N-acetylcysteine (NAC), the naturally occurring molecule that replenishes antioxidants, shows improved brain metabolism and self-reported improvements in cognitive function in patients with multiple sclerosis, according to a study published in the journal, Frontiers in Neurology.
The study found improvements in brain metabolism, particularly in areas that support cognition such as the frontal and temporal lobes in patients with multiple sclerosis. In addition, patients reported qualitative improvements in their cognitive and attention focusing abilities. The study was performed by the Department of Integrative Medicine and Nutritional Sciences, as well as the Departments of Neurology and Radiology, at Thomas Jefferson University.
Current treatments for multiple sclerosis are generally limited to trying to slow the progression of the disease by preventing new brain lesions from occurring. However, these approaches do not help the neurons that have already been affected by the disease process. While the primary event of multiple sclerosis results from an immunological process that targets the white matter, the actual damage to neurons may be due in large part from oxidative stress caused by the immune reaction. NAC is an oral supplement, and also comes in an intravenous form that is used to protect the liver in acetaminophen overdose.

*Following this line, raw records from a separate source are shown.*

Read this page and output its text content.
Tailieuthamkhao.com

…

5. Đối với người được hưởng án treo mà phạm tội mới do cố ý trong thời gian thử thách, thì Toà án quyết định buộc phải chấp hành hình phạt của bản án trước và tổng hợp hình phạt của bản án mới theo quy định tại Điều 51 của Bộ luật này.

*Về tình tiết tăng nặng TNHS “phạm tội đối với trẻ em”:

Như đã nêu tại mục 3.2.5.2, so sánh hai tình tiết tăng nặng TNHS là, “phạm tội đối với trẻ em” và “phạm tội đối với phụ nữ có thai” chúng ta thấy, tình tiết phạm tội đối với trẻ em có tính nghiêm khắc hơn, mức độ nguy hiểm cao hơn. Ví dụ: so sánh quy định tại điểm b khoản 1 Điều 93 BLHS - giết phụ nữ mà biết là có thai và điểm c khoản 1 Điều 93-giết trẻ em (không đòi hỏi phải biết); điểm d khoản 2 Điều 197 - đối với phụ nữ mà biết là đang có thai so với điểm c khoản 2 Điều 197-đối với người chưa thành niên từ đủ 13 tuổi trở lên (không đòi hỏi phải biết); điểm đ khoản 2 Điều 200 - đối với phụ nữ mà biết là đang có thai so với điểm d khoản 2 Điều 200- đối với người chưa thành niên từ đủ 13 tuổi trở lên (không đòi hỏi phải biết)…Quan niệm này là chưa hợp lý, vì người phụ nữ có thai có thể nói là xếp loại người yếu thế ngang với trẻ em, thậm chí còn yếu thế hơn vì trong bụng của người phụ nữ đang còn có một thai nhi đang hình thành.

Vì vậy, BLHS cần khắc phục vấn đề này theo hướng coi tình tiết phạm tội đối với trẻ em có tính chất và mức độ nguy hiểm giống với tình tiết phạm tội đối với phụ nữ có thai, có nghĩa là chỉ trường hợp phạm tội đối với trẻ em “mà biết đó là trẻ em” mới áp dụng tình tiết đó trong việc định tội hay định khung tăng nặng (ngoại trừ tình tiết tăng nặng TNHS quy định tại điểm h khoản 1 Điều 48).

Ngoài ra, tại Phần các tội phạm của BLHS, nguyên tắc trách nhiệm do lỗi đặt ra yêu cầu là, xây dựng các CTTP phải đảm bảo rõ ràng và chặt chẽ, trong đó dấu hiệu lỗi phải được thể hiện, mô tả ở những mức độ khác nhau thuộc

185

Several initial studies have shown that NAC administration increases glutathione levels in the brain. Because glutathione is an antioxidant, researchers have proposed that it could reduce the oxidative stress from the immune reaction, though it’s unclear whether it would improve the function of neurons. The current study tested this by tracking cerebral glucose metabolism on positron emission tomography (PET) brain, as a proxy for normal neuronal function.
“This study is an important step in understanding how NAC might work as a potentially new avenue for managing multiple sclerosis patients. The NAC appears to enable neurons to recover some of their metabolic function,” says senior author on the paper Daniel Monti, MD, Chairman of the Department of Integrative Medicine and Nutritional Sciences and Director of the Marcus Institute of Integrative Health at Thomas Jefferson University.
Researchers evaluated 24 patients with multiple sclerosis who continued their current treatment and were placed into two groups – the first group received a combination of oral and intravenous (IV) NAC for two months (in addition to their current treatment program); and the second group, the control patients, received only their standard-of-care treatment for multiple sclerosis for two months. Patients were not blinded. Those patients in the active group received 50mg/kg NAC intravenously once per week and 500mg NAC orally 2x per day on the non IV days.
All patients underwent brain scanning using FDG PET imaging which measures the amount of glucose metabolism in the neurons throughout the brain. This test was used to determine the level of neuronal recovery. Patients were evaluated initially and after two months of either receiving the NAC or standard of care therapy. Patients were also evaluated clinically using several different measures of brain function and quality of life.
- Compared to controls, the patients receiving NAC had significant improvements in brain metabolism in the caudate, inferior frontal gyrus, lateral temporal gyrus, and middle temporal gyrus as measured by FDG PET imaging.
- These areas are particularly important in supporting cognition and attention, which were both perceived by patients to be improved via self-reported questionnaires of overall health and well-being.
“This is an exciting study that suggests a natural molecule such as NAC may help improve brain metabolism and symptoms in patients with multiple sclerosis,” says corresponding author and neuro-imaging expert Andrew Newberg, MD, Professor and Director of Research at the Department of Integrative Medicine and Nutritional Sciences. The investigators hope that this research will open up new avenues of treatment for multiple sclerosis patients.
The data suggest that FDG PET findings can help elucidate the clinical effects of MS lesions by determining the extent to which they cause neuronal dysfunction, something that cannot be determined simply by observing the presence of the lesion. Thus, it is our hope that this methodology of using FDG PET may be useful for future studies of MS therapies in general as well as those targeting oxidative stress in particular.
Conclusion/ The current study using FDG PET imaging suggests that NAC might positively impact cerebral glucose metabolism in MS patients, and this appears to be associated with improved symptoms related to cognition and attention. The next level of inquiry with a larger randomized, double blind, placebo controlled efficacy trial is warranted. In addition, objective measures of cognition and attention will be needed to further assess the impact of NAC on these symptoms in MS patients.